The paper involves math. If you get lost, look for good stuff in the section titled ‘Brains are simultaneously indeterministic and deterministic for a reason’. You get gems like:
Brains indeed do throw the dice–but by refuting the notion of stochasticity our results imply that they have exquisite control over when, where and how the dice are thrown.
Hat tip to LiveScience for mention of the story, clear writing without any (gasp) math, and lots of fun quotes from the researchers making it clear they are targeting this research towards development of autonomous robots.
Update: A Blog Around the Clock points to this researcher’s description of the experiment. It includes video of a tethered fruit fly.
Update: Nature columnist Philip Ball says this has nothing to do with free will, a concept that has no place in science.
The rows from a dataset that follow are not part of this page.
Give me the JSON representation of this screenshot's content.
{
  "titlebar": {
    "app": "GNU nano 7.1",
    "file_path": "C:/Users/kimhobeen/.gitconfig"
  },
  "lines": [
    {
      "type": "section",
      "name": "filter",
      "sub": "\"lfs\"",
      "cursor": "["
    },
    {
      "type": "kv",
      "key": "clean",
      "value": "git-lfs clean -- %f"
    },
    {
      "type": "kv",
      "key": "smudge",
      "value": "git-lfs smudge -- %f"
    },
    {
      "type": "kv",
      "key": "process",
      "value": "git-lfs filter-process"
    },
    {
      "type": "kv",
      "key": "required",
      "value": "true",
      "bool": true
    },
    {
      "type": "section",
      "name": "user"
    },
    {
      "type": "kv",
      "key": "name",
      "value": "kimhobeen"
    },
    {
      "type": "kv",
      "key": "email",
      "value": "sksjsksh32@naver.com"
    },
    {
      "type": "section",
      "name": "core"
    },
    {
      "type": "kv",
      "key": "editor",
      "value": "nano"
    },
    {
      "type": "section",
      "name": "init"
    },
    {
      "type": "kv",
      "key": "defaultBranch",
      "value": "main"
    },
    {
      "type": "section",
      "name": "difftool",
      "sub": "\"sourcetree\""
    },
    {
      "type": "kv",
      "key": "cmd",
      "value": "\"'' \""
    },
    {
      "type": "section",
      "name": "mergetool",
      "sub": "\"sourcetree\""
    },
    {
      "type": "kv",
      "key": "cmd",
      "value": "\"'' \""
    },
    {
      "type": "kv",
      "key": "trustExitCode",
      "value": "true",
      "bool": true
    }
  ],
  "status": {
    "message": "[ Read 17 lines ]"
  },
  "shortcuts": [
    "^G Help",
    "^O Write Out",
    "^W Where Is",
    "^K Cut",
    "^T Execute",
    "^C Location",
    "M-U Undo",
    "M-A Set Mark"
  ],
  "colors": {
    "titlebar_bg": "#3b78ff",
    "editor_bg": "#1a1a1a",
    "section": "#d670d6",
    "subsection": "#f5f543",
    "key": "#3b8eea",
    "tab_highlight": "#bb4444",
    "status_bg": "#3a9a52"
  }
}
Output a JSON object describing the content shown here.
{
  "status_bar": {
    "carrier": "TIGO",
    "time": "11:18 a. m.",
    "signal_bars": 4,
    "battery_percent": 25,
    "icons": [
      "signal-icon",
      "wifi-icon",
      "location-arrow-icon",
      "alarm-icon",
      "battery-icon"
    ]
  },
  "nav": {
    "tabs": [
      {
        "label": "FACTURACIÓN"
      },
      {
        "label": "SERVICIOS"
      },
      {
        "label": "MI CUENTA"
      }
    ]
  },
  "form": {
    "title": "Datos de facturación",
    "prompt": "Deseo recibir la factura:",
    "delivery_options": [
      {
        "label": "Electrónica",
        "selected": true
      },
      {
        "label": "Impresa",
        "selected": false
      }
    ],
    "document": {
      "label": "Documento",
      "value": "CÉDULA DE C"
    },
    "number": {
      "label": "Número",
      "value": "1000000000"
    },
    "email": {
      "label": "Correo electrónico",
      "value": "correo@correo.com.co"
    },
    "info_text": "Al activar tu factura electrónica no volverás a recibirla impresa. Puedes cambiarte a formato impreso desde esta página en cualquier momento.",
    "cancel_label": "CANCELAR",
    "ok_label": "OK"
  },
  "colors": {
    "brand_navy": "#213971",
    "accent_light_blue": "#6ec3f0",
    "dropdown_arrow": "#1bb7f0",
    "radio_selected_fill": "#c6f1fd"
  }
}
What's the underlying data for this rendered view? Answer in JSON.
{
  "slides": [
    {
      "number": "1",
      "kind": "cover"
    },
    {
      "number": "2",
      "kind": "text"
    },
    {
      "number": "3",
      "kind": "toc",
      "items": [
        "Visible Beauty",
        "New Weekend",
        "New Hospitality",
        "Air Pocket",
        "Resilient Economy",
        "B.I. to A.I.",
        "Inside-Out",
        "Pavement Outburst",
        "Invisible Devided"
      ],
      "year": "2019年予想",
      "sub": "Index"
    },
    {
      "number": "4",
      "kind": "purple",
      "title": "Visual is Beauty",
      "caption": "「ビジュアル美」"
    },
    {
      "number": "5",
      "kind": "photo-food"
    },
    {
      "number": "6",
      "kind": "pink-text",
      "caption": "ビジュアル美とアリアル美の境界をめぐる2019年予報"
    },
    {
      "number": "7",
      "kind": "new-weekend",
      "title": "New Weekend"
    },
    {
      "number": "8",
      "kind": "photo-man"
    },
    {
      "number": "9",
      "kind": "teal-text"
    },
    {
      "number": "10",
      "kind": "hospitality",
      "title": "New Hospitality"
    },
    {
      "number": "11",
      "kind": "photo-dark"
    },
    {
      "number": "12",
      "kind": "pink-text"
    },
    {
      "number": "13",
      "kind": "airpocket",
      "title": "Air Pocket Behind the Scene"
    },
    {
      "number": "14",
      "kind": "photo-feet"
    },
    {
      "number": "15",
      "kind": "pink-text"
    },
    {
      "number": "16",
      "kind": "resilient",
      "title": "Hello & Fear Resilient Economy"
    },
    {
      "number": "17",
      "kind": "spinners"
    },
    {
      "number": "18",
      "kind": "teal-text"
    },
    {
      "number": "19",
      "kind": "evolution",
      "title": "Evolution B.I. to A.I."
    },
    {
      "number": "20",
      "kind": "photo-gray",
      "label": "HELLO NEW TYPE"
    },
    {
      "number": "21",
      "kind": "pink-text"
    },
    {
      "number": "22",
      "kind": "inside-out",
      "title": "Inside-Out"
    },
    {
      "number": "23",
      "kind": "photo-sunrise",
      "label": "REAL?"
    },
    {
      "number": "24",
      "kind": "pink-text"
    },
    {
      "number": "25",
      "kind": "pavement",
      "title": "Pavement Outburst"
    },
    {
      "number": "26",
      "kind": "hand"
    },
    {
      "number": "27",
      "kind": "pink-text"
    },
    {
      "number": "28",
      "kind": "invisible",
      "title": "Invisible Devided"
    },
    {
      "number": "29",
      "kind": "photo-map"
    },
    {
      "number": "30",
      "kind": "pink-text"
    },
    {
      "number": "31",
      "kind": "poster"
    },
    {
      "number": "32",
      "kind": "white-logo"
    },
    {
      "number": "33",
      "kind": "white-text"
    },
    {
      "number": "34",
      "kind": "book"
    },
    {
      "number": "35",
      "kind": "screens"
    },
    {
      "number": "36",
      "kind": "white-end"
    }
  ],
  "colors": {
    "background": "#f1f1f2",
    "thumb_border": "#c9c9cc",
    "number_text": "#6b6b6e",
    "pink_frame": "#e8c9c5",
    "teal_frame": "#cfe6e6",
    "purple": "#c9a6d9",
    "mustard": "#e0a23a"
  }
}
Update: Philosophers at the Garden of Forking Paths – people who know free will really, really well – are wondering if the paper really tells us anything about free will. For now, the drive-by response seems to be “huh”. If the story is genuinely worthy of comment by free-will scholars, expect something of substance on that blog in the near future.
Update: In a strange turn of events, we learn free will in fruit flies is good for Intelligent Design. So says Uncommon Descent, which concludes:
Evidence for free will is evidence against Darwinism, no matter how it is spun.
Update: CBC Radio’s As It Happens interviews Bjorn Brembs. It can be found three stories and about 15 minutes into this streaming audio file.
Update: For one of the best commentaries on the research, see Good Math, Bad Math.
Hello there,
I’m glad you enjoyed the paper! It was hard work but also a lot of fun to make. Thanks for your interest!